We contacted an assistant to the WCJ who issued the order to determine the current status of B~'s claim and he indicated that B~ appealed the granting of the suspension to the Workers' Compensation Appeal Board. This information is significant in that now there is a possibility that the September 26, 2000 order suspending benefits could be overturned, resulting in a reinstatement of B~'s benefits. If that occurs at some time in the future and the employer is required to pay a lump sum of back due benefits, the social security offset provision would apply to that lump sum and, of course, to any ongoing benefits from that point.
CONCLUSION
Congress' intent in including an offset provision in the Social Security Act was to prevent individuals from receiving double benefits, such that their income would exceed that which they earned when they were gainfully employed. Therefore, the offset in the instant matter should be removed in October 2000, which is the earliest month that workers' compensation payments ended, or stated alternatively, when B~ ceased receiving benefits. While B~ did receive a workers' compensation payment for the period 10/2/00 through 10/16/00, such that there is the potential for her to receive both workers' compensation and DIB for the first half of October, we will defer the issue of the exact date in October 2000 for of the removal of the offset to your program expertise. Further, as explained above, "supersedeas" has no bearing on the date of removal of offset in this matter.
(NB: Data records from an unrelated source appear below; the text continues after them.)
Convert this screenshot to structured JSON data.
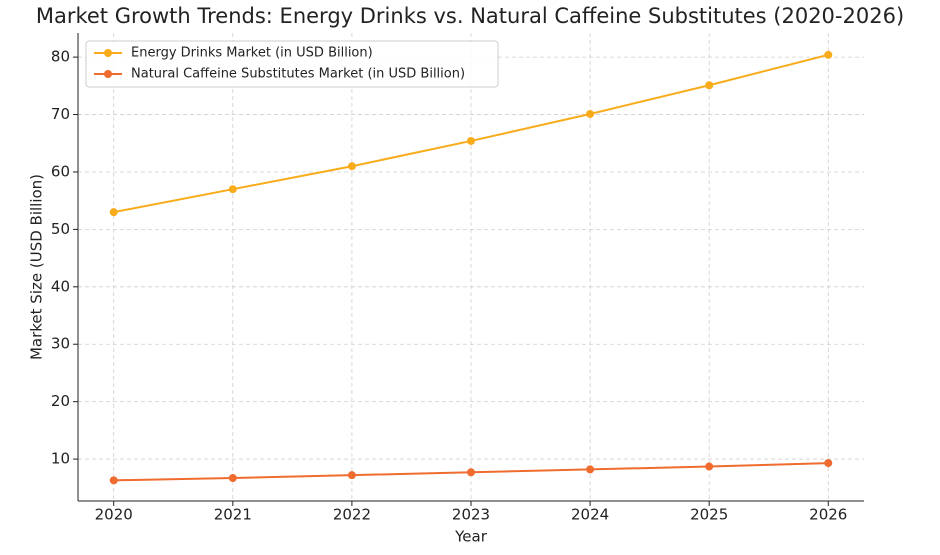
{
  "chart_data": {
    "type": "line",
    "title": "Market Growth Trends: Energy Drinks vs. Natural Caffeine Substitutes (2020-2026)",
    "x_label": "Year",
    "y_label": "Market Size (USD Billion)",
    "x": [
      2020,
      2021,
      2022,
      2023,
      2024,
      2025,
      2026
    ],
    "series": [
      {
        "name": "Energy Drinks Market (in USD Billion)",
        "color": "#f9ab1a",
        "values": [
          53.0,
          57.0,
          61.0,
          65.4,
          70.1,
          75.1,
          80.4
        ]
      },
      {
        "name": "Natural Caffeine Substitutes Market (in USD Billion)",
        "color": "#ef6b2e",
        "values": [
          6.3,
          6.7,
          7.2,
          7.7,
          8.2,
          8.7,
          9.3
        ]
      }
    ],
    "xlim": [
      2019.7,
      2026.3
    ],
    "xticks": [
      2020,
      2021,
      2022,
      2023,
      2024,
      2025,
      2026
    ],
    "ylim": [
      2.7,
      84.2
    ],
    "yticks": [
      10,
      20,
      30,
      40,
      50,
      60,
      70,
      80
    ],
    "grid": true,
    "legend": "upper left"
  }
}
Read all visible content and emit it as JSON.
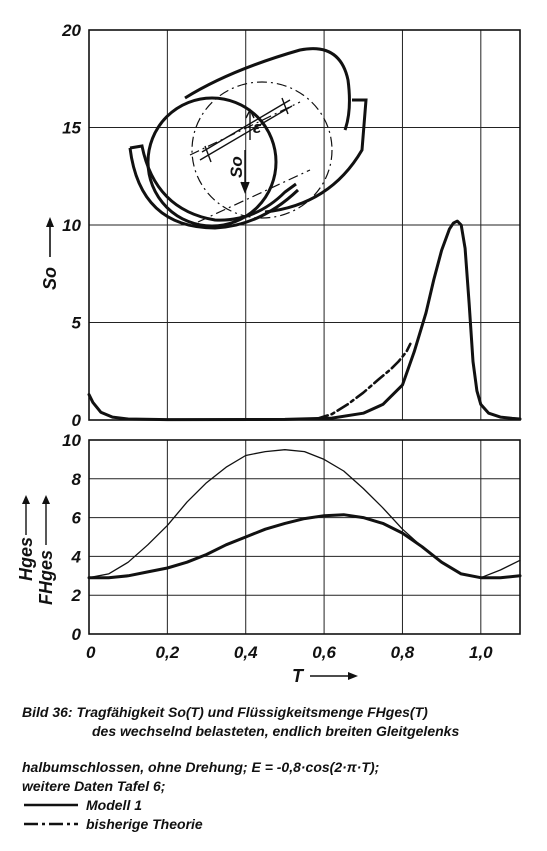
{
  "chart_data": [
    {
      "type": "line",
      "ylabel": "So",
      "xlim": [
        0,
        1.1
      ],
      "ylim": [
        0,
        20
      ],
      "yticks": [
        "0",
        "5",
        "10",
        "15",
        "20"
      ],
      "grid": true,
      "series": [
        {
          "name": "Modell 1",
          "style": "solid-thick",
          "x": [
            0,
            0.01,
            0.03,
            0.06,
            0.1,
            0.2,
            0.5,
            0.62,
            0.7,
            0.75,
            0.8,
            0.83,
            0.86,
            0.88,
            0.9,
            0.92,
            0.93,
            0.94,
            0.95,
            0.96,
            0.97,
            0.98,
            0.99,
            1.0,
            1.02,
            1.05,
            1.08,
            1.1
          ],
          "y": [
            1.3,
            0.9,
            0.4,
            0.15,
            0.05,
            0.02,
            0.03,
            0.1,
            0.35,
            0.8,
            1.8,
            3.5,
            5.5,
            7.2,
            8.7,
            9.8,
            10.1,
            10.2,
            10.0,
            8.8,
            6.0,
            3.0,
            1.5,
            0.8,
            0.35,
            0.15,
            0.08,
            0.05
          ]
        },
        {
          "name": "bisherige Theorie",
          "style": "dash-dot",
          "x": [
            0.58,
            0.62,
            0.66,
            0.7,
            0.74,
            0.77,
            0.79,
            0.81,
            0.82
          ],
          "y": [
            0.05,
            0.3,
            0.8,
            1.4,
            2.1,
            2.6,
            3.0,
            3.5,
            3.9
          ]
        }
      ]
    },
    {
      "type": "line",
      "xlabel": "T",
      "ylabel_top": "Hges",
      "ylabel_bottom": "FHges",
      "xlim": [
        0,
        1.1
      ],
      "ylim": [
        0,
        10
      ],
      "xticks": [
        "0",
        "0,2",
        "0,4",
        "0,6",
        "0,8",
        "1,0"
      ],
      "yticks": [
        "0",
        "2",
        "4",
        "6",
        "8",
        "10"
      ],
      "grid": true,
      "series": [
        {
          "name": "Hges",
          "style": "solid-thin",
          "x": [
            0,
            0.05,
            0.1,
            0.15,
            0.2,
            0.25,
            0.3,
            0.35,
            0.4,
            0.45,
            0.5,
            0.55,
            0.6,
            0.65,
            0.7,
            0.75,
            0.8,
            0.85,
            0.9,
            0.95,
            1.0,
            1.05,
            1.1
          ],
          "y": [
            2.9,
            3.1,
            3.7,
            4.6,
            5.6,
            6.8,
            7.8,
            8.6,
            9.2,
            9.4,
            9.5,
            9.4,
            9.0,
            8.4,
            7.5,
            6.5,
            5.4,
            4.5,
            3.7,
            3.1,
            2.9,
            3.3,
            3.8
          ]
        },
        {
          "name": "FHges",
          "style": "solid-thick",
          "x": [
            0,
            0.05,
            0.1,
            0.15,
            0.2,
            0.25,
            0.3,
            0.35,
            0.4,
            0.45,
            0.5,
            0.55,
            0.6,
            0.65,
            0.7,
            0.75,
            0.8,
            0.85,
            0.9,
            0.95,
            1.0,
            1.05,
            1.1
          ],
          "y": [
            2.9,
            2.9,
            3.0,
            3.2,
            3.4,
            3.7,
            4.1,
            4.6,
            5.0,
            5.4,
            5.7,
            5.95,
            6.1,
            6.15,
            6.0,
            5.7,
            5.2,
            4.5,
            3.7,
            3.1,
            2.9,
            2.9,
            3.0
          ]
        }
      ]
    }
  ],
  "caption": {
    "line1": "Bild 36: Tragfähigkeit So(T) und Flüssigkeitsmenge FHges(T)",
    "line2": "des wechselnd belasteten, endlich breiten Gleitgelenks",
    "line3": "halbumschlossen, ohne Drehung; E = -0,8·cos(2·π·T);",
    "line4": "weitere Daten Tafel 6;"
  },
  "inset": {
    "epsilon_label": "ε",
    "so_label": "So"
  },
  "legend": [
    {
      "label": "Modell 1",
      "style": "solid"
    },
    {
      "label": "bisherige Theorie",
      "style": "dash-dot"
    }
  ]
}
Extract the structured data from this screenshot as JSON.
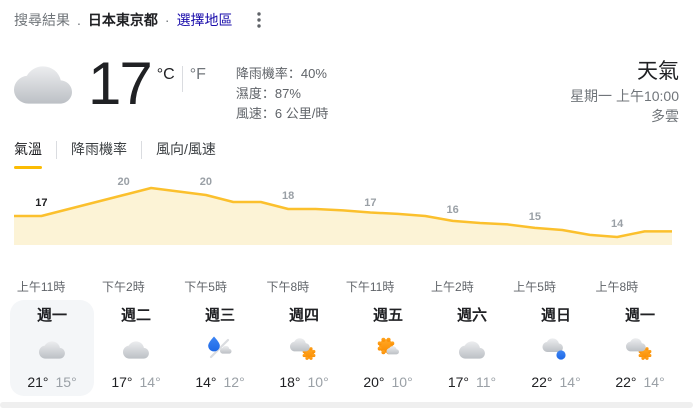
{
  "header": {
    "context_label": "搜尋結果",
    "separator": ".",
    "location": "日本東京都",
    "middot": "·",
    "choose_region": "選擇地區",
    "menu_icon": "kebab-menu-icon"
  },
  "current": {
    "temp": "17",
    "unit_c": "°C",
    "unit_f": "°F",
    "condition_icon": "cloudy",
    "stats": [
      {
        "key": "precip",
        "label": "降雨機率",
        "value": "40%"
      },
      {
        "key": "humidity",
        "label": "濕度",
        "value": "87%"
      },
      {
        "key": "wind",
        "label": "風速",
        "value": "6 公里/時"
      }
    ],
    "title": "天氣",
    "datetime": "星期一 上午10:00",
    "condition": "多雲"
  },
  "tabs": [
    {
      "key": "temperature",
      "label": "氣溫",
      "active": true
    },
    {
      "key": "precipitation",
      "label": "降雨機率",
      "active": false
    },
    {
      "key": "wind",
      "label": "風向/風速",
      "active": false
    }
  ],
  "chart_data": {
    "type": "area",
    "unit": "°C",
    "tick_labels": [
      "上午11時",
      "下午2時",
      "下午5時",
      "下午8時",
      "下午11時",
      "上午2時",
      "上午5時",
      "上午8時"
    ],
    "tick_values": [
      17,
      20,
      20,
      18,
      17,
      16,
      15,
      14
    ],
    "values_hourly": [
      17,
      17,
      18,
      19,
      20,
      21,
      20.5,
      20,
      19,
      19,
      18,
      18,
      17.8,
      17.5,
      17.3,
      17,
      16.3,
      16,
      15.8,
      15.3,
      15,
      14.3,
      14,
      14.8,
      14.8
    ],
    "ylim": [
      12,
      23
    ],
    "grid": false,
    "legend": "none",
    "line_color": "#fbc02d",
    "fill_color": "#fcf3d6",
    "label_color": "#9aa0a6",
    "current_label_color": "#202124"
  },
  "forecast": {
    "days": [
      {
        "name": "週一",
        "icon": "cloudy",
        "high": "21°",
        "low": "15°",
        "selected": true
      },
      {
        "name": "週二",
        "icon": "cloudy",
        "high": "17°",
        "low": "14°",
        "selected": false
      },
      {
        "name": "週三",
        "icon": "rain-snow-mix",
        "high": "14°",
        "low": "12°",
        "selected": false
      },
      {
        "name": "週四",
        "icon": "partly-sunny",
        "high": "18°",
        "low": "10°",
        "selected": false
      },
      {
        "name": "週五",
        "icon": "mostly-sunny",
        "high": "20°",
        "low": "10°",
        "selected": false
      },
      {
        "name": "週六",
        "icon": "cloudy",
        "high": "17°",
        "low": "11°",
        "selected": false
      },
      {
        "name": "週日",
        "icon": "rain",
        "high": "22°",
        "low": "14°",
        "selected": false
      },
      {
        "name": "週一",
        "icon": "partly-sunny",
        "high": "22°",
        "low": "14°",
        "selected": false
      }
    ]
  },
  "colors": {
    "accent_yellow": "#fbbc04",
    "chart_line": "#fbc02d",
    "chart_fill": "#fcf3d6",
    "link_blue": "#1a0dab",
    "rain_blue": "#2573f0",
    "sun_orange": "#fb9b10"
  }
}
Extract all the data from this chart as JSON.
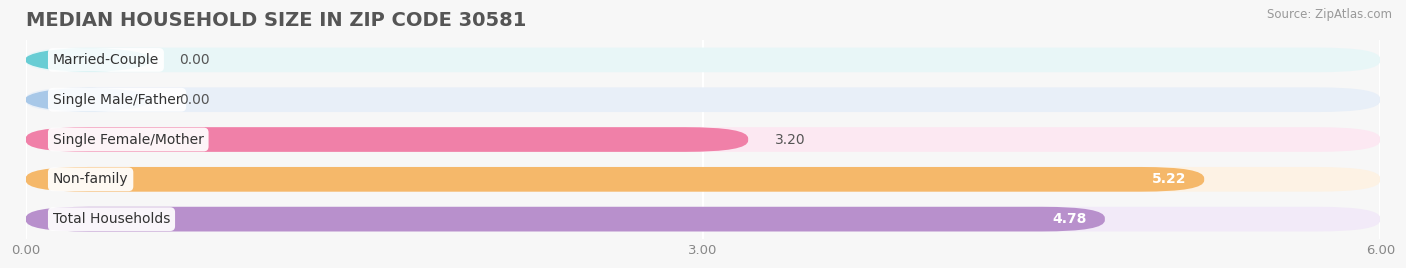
{
  "title": "MEDIAN HOUSEHOLD SIZE IN ZIP CODE 30581",
  "source": "Source: ZipAtlas.com",
  "categories": [
    "Married-Couple",
    "Single Male/Father",
    "Single Female/Mother",
    "Non-family",
    "Total Households"
  ],
  "values": [
    0.0,
    0.0,
    3.2,
    5.22,
    4.78
  ],
  "bar_colors": [
    "#68cdd4",
    "#a8c8e8",
    "#f080a8",
    "#f5b86a",
    "#b890cc"
  ],
  "bg_colors": [
    "#e8f6f7",
    "#e8eff8",
    "#fce8f2",
    "#fdf2e4",
    "#f2eaf8"
  ],
  "xlim": [
    0,
    6.0
  ],
  "xticks": [
    0.0,
    3.0,
    6.0
  ],
  "xtick_labels": [
    "0.00",
    "3.00",
    "6.00"
  ],
  "value_labels": [
    "0.00",
    "0.00",
    "3.20",
    "5.22",
    "4.78"
  ],
  "value_inside": [
    false,
    false,
    false,
    true,
    true
  ],
  "bar_height": 0.62,
  "background_color": "#f7f7f7",
  "title_fontsize": 14,
  "label_fontsize": 10,
  "value_fontsize": 10
}
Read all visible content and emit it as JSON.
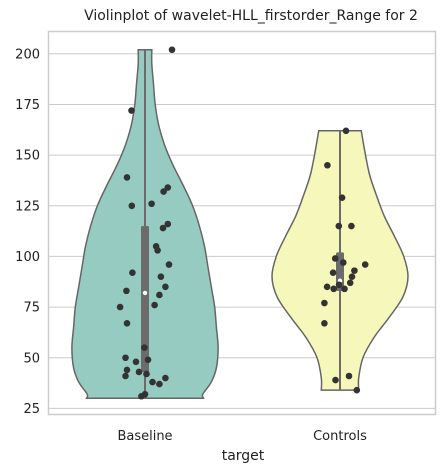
{
  "chart_data": {
    "type": "violin",
    "title": "Violinplot of wavelet-HLL_firstorder_Range for 2",
    "xlabel": "target",
    "ylabel": "",
    "categories": [
      "Baseline",
      "Controls"
    ],
    "ylim": [
      22,
      211
    ],
    "yticks": [
      25,
      50,
      75,
      100,
      125,
      150,
      175,
      200
    ],
    "grid": "horizontal",
    "colors": {
      "Baseline": "#95cbc0",
      "Controls": "#f6f7bb",
      "edge": "#666666",
      "box": "#6b6b6b",
      "point": "#333333",
      "median": "#ffffff"
    },
    "violins": [
      {
        "category": "Baseline",
        "min": 30,
        "max": 202,
        "box": {
          "q1": 43,
          "median": 82,
          "q3": 115
        },
        "profile": [
          {
            "y": 30,
            "w": 0.69
          },
          {
            "y": 32,
            "w": 0.68
          },
          {
            "y": 38,
            "w": 0.78
          },
          {
            "y": 45,
            "w": 0.84
          },
          {
            "y": 55,
            "w": 0.86
          },
          {
            "y": 65,
            "w": 0.84
          },
          {
            "y": 75,
            "w": 0.82
          },
          {
            "y": 85,
            "w": 0.78
          },
          {
            "y": 95,
            "w": 0.74
          },
          {
            "y": 105,
            "w": 0.7
          },
          {
            "y": 115,
            "w": 0.64
          },
          {
            "y": 125,
            "w": 0.56
          },
          {
            "y": 135,
            "w": 0.45
          },
          {
            "y": 145,
            "w": 0.33
          },
          {
            "y": 155,
            "w": 0.23
          },
          {
            "y": 165,
            "w": 0.16
          },
          {
            "y": 175,
            "w": 0.12
          },
          {
            "y": 185,
            "w": 0.1
          },
          {
            "y": 195,
            "w": 0.08
          },
          {
            "y": 202,
            "w": 0.08
          }
        ],
        "points": [
          {
            "jit": 0.9,
            "y": 202
          },
          {
            "jit": -0.45,
            "y": 172
          },
          {
            "jit": -0.6,
            "y": 139
          },
          {
            "jit": 0.76,
            "y": 134
          },
          {
            "jit": 0.62,
            "y": 132
          },
          {
            "jit": 0.22,
            "y": 126
          },
          {
            "jit": -0.44,
            "y": 125
          },
          {
            "jit": 0.76,
            "y": 116
          },
          {
            "jit": 0.6,
            "y": 114
          },
          {
            "jit": 0.37,
            "y": 105
          },
          {
            "jit": 0.42,
            "y": 103
          },
          {
            "jit": 0.8,
            "y": 96
          },
          {
            "jit": -0.42,
            "y": 92
          },
          {
            "jit": 0.53,
            "y": 90
          },
          {
            "jit": 0.68,
            "y": 85
          },
          {
            "jit": -0.62,
            "y": 83
          },
          {
            "jit": 0.48,
            "y": 81
          },
          {
            "jit": 0.32,
            "y": 76
          },
          {
            "jit": -0.83,
            "y": 75
          },
          {
            "jit": -0.6,
            "y": 67
          },
          {
            "jit": -0.02,
            "y": 55
          },
          {
            "jit": -0.65,
            "y": 50
          },
          {
            "jit": 0.1,
            "y": 49
          },
          {
            "jit": -0.3,
            "y": 48
          },
          {
            "jit": -0.6,
            "y": 44
          },
          {
            "jit": -0.2,
            "y": 43
          },
          {
            "jit": 0.05,
            "y": 42
          },
          {
            "jit": -0.65,
            "y": 41
          },
          {
            "jit": 0.68,
            "y": 40
          },
          {
            "jit": 0.25,
            "y": 38
          },
          {
            "jit": 0.48,
            "y": 37
          },
          {
            "jit": 0.0,
            "y": 32
          },
          {
            "jit": -0.12,
            "y": 31
          }
        ]
      },
      {
        "category": "Controls",
        "min": 34,
        "max": 162,
        "box": {
          "q1": 83,
          "median": 88,
          "q3": 102
        },
        "profile": [
          {
            "y": 34,
            "w": 0.22
          },
          {
            "y": 40,
            "w": 0.22
          },
          {
            "y": 50,
            "w": 0.27
          },
          {
            "y": 60,
            "w": 0.4
          },
          {
            "y": 70,
            "w": 0.58
          },
          {
            "y": 80,
            "w": 0.74
          },
          {
            "y": 90,
            "w": 0.8
          },
          {
            "y": 100,
            "w": 0.75
          },
          {
            "y": 110,
            "w": 0.64
          },
          {
            "y": 120,
            "w": 0.52
          },
          {
            "y": 130,
            "w": 0.43
          },
          {
            "y": 140,
            "w": 0.35
          },
          {
            "y": 150,
            "w": 0.3
          },
          {
            "y": 162,
            "w": 0.25
          }
        ],
        "points": [
          {
            "jit": 0.2,
            "y": 162
          },
          {
            "jit": -0.42,
            "y": 145
          },
          {
            "jit": 0.07,
            "y": 129
          },
          {
            "jit": -0.04,
            "y": 115
          },
          {
            "jit": 0.38,
            "y": 115
          },
          {
            "jit": -0.16,
            "y": 99
          },
          {
            "jit": 0.11,
            "y": 97
          },
          {
            "jit": 0.84,
            "y": 96
          },
          {
            "jit": 0.48,
            "y": 93
          },
          {
            "jit": -0.23,
            "y": 92
          },
          {
            "jit": 0.4,
            "y": 90
          },
          {
            "jit": 0.34,
            "y": 87
          },
          {
            "jit": -0.03,
            "y": 86
          },
          {
            "jit": -0.43,
            "y": 85
          },
          {
            "jit": -0.21,
            "y": 84
          },
          {
            "jit": 0.15,
            "y": 84
          },
          {
            "jit": -0.52,
            "y": 77
          },
          {
            "jit": -0.52,
            "y": 67
          },
          {
            "jit": 0.3,
            "y": 41
          },
          {
            "jit": -0.15,
            "y": 39
          },
          {
            "jit": 0.56,
            "y": 34
          }
        ]
      }
    ]
  }
}
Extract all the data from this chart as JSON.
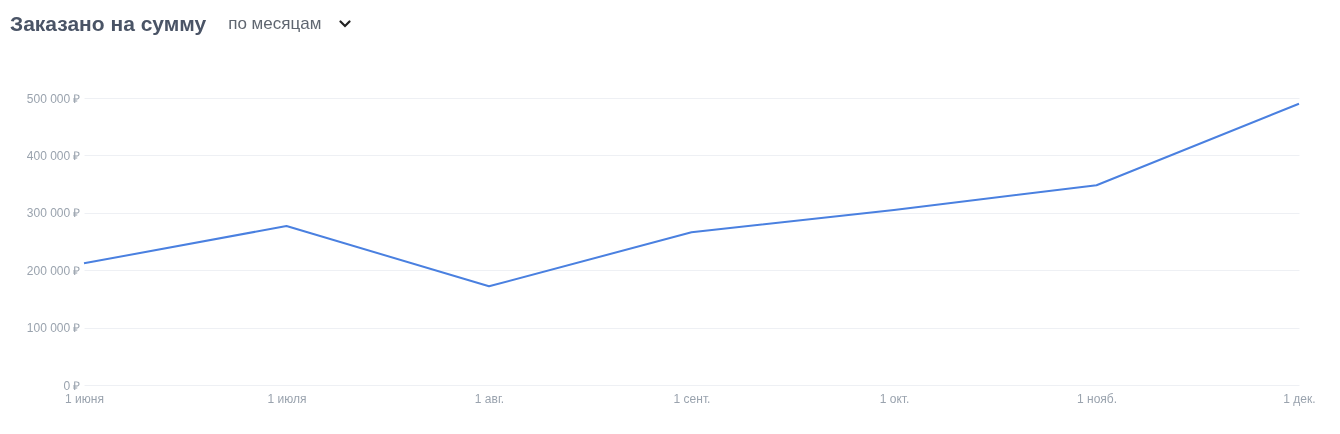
{
  "chart_data": {
    "type": "line",
    "title": "Заказано на сумму",
    "subtitle": "по месяцам",
    "categories": [
      "1 июня",
      "1 июля",
      "1 авг.",
      "1 сент.",
      "1 окт.",
      "1 нояб.",
      "1 дек."
    ],
    "series": [
      {
        "color": "#4a80e0",
        "values": [
          212000,
          277000,
          172000,
          266000,
          305000,
          348000,
          490000
        ]
      }
    ],
    "ylim": [
      0,
      500000
    ],
    "yticks": [
      {
        "value": 0,
        "label": "0 ₽"
      },
      {
        "value": 100000,
        "label": "100 000 ₽"
      },
      {
        "value": 200000,
        "label": "200 000 ₽"
      },
      {
        "value": 300000,
        "label": "300 000 ₽"
      },
      {
        "value": 400000,
        "label": "400 000 ₽"
      },
      {
        "value": 500000,
        "label": "500 000 ₽"
      }
    ],
    "grid": "y",
    "marker": "none",
    "line_style": "solid"
  }
}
In closing, because of the potential that B~'s benefits could be retroactively reinstated should she succeed in her appeal, the status of her workers' compensation benefits should be monitored on a regular basis. According to POMS DI 52150.025, until this matter is verified as closed and final, it should be diaried for six months, and thereafter, to check the status of B~'s appeal. In this regard, it would be helpful to keep the telephone number of the adjuster at the Fireman's Fund Insurance Company in B~'s file, as she would know the employer's payout status at all times. Additionally, should this memorandum be used as a reference in other workers' compensation offset matters, we note, as a reminder, that it pertains to workers' compensation law in Pennsylvania only.
Footnotes:
Under the PAWC Act, work-related injuries are separated into three statutory classifications depending on the type of injury: total disabilities are governed by section 306(a); partial disabilities are governed by section 306(b); and disabilities resulting from permanent injuries, including permanent disfigurement and the loss of a body part, are governed by section 306(c). 77 P.S. §§ 511, 512, 513.